Method: This paper reframes prompt injection not as an adversarial exploit but as an empowerment mechanism, proposing lightweight identity directives embedded directly into image metadata. These directives explicitly instruct GAI models to preserve the owner’s gender and disability identities during caption generation. The approach requires no platform-level intervention or model fine-tuning, enabling marginalized users to assert self-representation through autonomous content annotation.

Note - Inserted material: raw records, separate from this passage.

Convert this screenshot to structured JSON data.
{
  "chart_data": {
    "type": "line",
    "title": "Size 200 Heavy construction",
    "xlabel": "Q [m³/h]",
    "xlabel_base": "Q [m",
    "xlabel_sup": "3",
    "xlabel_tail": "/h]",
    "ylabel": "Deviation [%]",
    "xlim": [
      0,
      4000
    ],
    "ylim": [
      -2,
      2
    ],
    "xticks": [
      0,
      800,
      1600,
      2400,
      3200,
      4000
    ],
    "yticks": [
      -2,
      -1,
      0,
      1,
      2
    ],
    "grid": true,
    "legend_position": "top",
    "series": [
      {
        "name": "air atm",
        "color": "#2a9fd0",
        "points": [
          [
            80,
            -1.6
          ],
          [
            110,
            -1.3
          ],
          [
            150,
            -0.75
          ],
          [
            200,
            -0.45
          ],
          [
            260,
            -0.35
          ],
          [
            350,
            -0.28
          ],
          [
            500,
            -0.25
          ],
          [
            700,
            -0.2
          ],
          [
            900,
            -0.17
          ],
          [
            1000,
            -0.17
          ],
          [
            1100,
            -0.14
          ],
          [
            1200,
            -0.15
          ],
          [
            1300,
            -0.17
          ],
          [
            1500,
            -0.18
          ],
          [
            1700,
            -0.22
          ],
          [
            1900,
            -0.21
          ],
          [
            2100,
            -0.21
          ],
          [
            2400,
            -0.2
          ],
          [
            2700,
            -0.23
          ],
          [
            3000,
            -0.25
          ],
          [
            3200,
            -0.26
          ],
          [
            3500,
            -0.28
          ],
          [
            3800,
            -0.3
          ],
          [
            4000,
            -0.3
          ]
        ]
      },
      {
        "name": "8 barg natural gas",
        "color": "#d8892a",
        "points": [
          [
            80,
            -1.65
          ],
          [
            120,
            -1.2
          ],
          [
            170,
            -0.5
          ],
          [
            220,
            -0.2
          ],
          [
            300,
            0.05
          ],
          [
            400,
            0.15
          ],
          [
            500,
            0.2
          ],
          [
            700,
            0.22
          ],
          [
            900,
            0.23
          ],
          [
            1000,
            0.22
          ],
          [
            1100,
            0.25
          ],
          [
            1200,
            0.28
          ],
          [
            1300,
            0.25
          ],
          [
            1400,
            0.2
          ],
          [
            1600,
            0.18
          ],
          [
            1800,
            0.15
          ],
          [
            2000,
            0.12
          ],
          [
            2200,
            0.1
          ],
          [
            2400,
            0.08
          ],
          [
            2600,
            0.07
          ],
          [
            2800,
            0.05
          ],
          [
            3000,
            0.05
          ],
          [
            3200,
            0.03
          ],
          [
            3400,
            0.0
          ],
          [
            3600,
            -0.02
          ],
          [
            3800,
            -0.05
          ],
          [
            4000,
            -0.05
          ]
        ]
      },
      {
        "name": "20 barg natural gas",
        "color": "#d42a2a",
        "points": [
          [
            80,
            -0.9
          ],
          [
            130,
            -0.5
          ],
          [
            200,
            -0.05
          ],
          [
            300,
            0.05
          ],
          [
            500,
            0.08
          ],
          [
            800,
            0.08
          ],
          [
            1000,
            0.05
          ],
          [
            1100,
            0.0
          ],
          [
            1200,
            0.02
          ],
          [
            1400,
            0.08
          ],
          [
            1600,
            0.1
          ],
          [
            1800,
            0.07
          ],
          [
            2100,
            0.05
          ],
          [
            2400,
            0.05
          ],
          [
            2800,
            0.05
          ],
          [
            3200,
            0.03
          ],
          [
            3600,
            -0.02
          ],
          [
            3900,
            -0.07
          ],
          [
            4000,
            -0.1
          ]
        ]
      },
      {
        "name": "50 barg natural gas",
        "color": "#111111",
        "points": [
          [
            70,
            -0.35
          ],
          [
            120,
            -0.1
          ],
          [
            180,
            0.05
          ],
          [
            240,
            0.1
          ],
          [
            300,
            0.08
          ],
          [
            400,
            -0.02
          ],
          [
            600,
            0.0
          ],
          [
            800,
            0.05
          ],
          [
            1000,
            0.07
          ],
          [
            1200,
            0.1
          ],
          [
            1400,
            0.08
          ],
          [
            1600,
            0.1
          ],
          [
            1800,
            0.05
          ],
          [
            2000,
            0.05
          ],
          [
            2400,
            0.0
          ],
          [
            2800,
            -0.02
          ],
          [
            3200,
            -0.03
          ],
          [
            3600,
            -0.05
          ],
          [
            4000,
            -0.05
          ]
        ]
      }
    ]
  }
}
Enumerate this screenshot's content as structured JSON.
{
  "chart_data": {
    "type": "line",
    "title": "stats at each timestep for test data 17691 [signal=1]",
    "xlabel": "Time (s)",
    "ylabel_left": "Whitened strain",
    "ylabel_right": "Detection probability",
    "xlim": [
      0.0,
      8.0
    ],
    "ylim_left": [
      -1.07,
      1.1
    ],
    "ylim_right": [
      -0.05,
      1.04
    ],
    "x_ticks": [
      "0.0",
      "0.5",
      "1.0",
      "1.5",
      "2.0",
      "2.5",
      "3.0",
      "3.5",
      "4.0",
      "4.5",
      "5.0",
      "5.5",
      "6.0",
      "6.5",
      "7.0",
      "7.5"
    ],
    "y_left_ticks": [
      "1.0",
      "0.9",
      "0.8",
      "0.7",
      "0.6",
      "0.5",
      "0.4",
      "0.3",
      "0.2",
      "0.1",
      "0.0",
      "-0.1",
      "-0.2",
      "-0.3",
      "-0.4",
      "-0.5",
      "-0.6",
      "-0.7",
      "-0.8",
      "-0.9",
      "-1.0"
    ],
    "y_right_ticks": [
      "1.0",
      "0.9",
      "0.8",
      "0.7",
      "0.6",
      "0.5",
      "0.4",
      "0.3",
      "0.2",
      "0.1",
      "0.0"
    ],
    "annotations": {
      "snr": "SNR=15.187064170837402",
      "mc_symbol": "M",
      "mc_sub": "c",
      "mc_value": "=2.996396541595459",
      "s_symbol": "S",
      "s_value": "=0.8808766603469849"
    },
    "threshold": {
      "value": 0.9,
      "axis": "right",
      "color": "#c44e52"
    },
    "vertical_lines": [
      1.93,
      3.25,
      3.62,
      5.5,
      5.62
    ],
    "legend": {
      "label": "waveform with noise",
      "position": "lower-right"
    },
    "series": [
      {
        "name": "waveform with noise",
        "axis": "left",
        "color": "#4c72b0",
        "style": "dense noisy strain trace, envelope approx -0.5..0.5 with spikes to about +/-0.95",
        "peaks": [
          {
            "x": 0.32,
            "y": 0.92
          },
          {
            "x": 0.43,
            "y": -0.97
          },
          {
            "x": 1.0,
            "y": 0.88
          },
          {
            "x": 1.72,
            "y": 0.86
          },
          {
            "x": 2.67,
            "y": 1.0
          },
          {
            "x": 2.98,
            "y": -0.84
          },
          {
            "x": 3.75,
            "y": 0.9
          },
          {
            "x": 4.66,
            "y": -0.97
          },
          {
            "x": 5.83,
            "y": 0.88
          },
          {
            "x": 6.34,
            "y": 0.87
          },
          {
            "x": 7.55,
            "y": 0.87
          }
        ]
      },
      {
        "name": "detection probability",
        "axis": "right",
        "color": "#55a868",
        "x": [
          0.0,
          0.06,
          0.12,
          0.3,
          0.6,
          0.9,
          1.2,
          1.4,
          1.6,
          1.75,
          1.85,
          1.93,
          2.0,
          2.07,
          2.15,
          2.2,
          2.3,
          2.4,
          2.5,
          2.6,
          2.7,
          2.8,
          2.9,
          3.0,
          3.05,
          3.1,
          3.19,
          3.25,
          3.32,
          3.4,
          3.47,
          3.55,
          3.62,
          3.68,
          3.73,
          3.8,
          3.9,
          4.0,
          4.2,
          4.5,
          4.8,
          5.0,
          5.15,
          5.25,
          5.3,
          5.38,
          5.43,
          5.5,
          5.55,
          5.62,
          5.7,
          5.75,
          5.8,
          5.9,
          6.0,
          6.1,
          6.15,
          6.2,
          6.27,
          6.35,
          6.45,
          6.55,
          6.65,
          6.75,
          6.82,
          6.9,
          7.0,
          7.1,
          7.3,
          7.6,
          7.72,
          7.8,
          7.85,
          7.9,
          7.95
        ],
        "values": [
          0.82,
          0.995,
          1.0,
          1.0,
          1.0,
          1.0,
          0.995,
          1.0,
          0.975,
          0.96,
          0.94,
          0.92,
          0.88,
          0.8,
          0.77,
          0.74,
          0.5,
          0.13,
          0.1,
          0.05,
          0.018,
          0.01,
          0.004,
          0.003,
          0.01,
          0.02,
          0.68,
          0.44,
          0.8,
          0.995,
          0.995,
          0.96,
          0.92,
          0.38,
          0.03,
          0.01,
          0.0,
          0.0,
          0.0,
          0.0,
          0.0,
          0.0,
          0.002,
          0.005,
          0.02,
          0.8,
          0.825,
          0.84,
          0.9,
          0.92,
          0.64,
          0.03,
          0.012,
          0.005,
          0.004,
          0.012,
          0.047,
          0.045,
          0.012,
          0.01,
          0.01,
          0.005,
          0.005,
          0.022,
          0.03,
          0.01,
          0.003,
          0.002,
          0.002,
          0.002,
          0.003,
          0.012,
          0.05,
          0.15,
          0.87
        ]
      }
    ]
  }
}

Contribution/Results: Empirical case studies demonstrate significant improvements in both accuracy and visibility of identity attributes in generated captions. The method enhances representational agency and bias resistance for indirect users within AI-mediated content ecosystems, establishing a novel, accessible pathway for equitable AI participation.
📝 Abstract
Generative AI risks such as bias and lack of representation impact people who do not interact directly with GAI systems, but whose content does: indirect users. Several approaches to mitigating harms to indirect users have been described, but most require top down or external intervention. An emerging strategy, prompt injections, provides an empowering alternative: indirect users can mitigate harm against them, from within their own content. Our approach proposes prompt injections not as a malicious attack vector, but as a tool for content/image owner resistance. In this poster, we demonstrate one case study of prompt injections for empowering an indirect user, by retaining an image owner's gender and disabled identity when an image is described by GAI.